The Class of 1963 Excellence in Teaching Award
Catherine Beck’s research focuses on how sediments from the East African Rift Valley preserve changes in paleoclimate and paleoenvironment over the past four million years. This work is strongly based in field research, and she is particularly interested in coupling the study of lake sediments with paleoecology and stable isotope analyses in an effort to better constrain the conditions in which early hominins evolved. Beck received her master's and doctorate in geosciences from Rutgers University.
A student nominator wrote: “Professor Beck is good at knowing when to offer tutelage and additional information and when to let her students wrestle with problems for themselves. I think that I have become a more independent and adept problem solver, a more meticulous scientist, and a more confident scholar under her guidance.”
The Class of 1963 Excellence in Teaching Award was established in 1988 by members of the class at their 25th reunion to recognize one Hamilton faculty member each year who demonstrates extraordinary commitment to and skill in teaching.

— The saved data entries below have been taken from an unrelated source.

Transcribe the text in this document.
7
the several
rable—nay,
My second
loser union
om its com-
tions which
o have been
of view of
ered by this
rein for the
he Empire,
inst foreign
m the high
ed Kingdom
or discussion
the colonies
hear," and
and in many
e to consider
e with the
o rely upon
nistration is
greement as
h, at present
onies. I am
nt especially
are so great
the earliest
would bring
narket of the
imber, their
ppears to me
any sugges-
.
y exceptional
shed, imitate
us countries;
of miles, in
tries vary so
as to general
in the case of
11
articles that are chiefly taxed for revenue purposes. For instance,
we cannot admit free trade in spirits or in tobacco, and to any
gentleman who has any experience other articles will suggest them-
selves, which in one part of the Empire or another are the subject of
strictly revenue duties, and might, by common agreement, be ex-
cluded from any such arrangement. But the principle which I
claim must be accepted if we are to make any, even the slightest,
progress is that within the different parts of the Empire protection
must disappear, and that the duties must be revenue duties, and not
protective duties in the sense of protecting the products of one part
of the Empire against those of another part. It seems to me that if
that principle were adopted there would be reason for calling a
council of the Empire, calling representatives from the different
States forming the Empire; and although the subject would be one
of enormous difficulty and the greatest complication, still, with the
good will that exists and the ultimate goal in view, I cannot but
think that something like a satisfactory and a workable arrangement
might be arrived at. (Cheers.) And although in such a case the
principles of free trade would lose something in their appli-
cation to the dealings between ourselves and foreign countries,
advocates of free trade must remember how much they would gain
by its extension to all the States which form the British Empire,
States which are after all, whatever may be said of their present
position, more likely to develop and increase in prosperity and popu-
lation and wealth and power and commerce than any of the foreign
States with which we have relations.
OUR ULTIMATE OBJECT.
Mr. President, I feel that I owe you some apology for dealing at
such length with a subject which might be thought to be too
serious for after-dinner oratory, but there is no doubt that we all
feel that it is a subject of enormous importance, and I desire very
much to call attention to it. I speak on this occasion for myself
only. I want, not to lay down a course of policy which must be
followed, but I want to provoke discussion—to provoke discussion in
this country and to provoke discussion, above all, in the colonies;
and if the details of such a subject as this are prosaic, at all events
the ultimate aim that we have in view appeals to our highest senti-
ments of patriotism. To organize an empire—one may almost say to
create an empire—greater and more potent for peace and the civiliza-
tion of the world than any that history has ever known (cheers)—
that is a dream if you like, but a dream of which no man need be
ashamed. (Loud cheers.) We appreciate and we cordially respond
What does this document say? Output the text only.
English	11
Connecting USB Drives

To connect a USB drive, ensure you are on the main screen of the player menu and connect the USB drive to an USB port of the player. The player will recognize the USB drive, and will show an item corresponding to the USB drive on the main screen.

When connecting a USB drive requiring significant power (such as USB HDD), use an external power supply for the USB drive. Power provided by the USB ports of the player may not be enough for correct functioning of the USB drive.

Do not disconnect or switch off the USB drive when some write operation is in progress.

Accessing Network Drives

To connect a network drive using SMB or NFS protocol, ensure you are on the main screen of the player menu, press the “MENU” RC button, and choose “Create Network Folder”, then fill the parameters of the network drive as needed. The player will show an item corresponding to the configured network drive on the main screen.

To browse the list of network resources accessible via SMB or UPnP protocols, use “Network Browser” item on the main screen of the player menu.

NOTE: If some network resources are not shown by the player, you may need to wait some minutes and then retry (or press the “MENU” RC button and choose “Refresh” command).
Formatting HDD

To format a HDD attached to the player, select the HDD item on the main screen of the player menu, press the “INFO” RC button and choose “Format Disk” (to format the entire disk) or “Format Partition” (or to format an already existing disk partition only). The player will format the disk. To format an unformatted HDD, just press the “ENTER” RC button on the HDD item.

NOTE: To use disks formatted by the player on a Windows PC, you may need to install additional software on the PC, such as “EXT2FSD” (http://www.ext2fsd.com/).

The Class of 1962 Outstanding Teaching Award
Benjamin Widiss specializes in 20th-century and contemporary American literature and film. He wrote Obscure Invitations: The Persistence of the Author in Twentieth-Century American Literature. Widiss is working on a second book that explores a constellation of relationships between mass production and individual bodily presence, conceptions of temporality and loss, and constructions of adolescence and maturity as a means to articulate the aesthetic postures of an emergent post-postmodernism. He received a doctorate in English from the University of California, Berkeley, and a bachelor’s degree from Yale University.
A student who nominated Widiss wrote “(He) is an incredibly devoted, immensely articulate, and exceptionally supportive professor. His zest and enthusiasm for the material he teaches is evident in every class session.”
Another student noted that “(He) is my thesis advisor and writing this paper with him has been one of the most rewarding academic experiences of my life. Every week I send him a draft; and every week he sends it back to me with extensive comments that stretch my thinking … He has put so much time and energy into me as a student; and taken great care to know me as a person.”
The Class of 1962 Outstanding Teaching Award, established in 1987 by the class at their 25th Reunion, is awarded every five years to an outstanding tenured member of the faculty in recognition of distinguished teaching.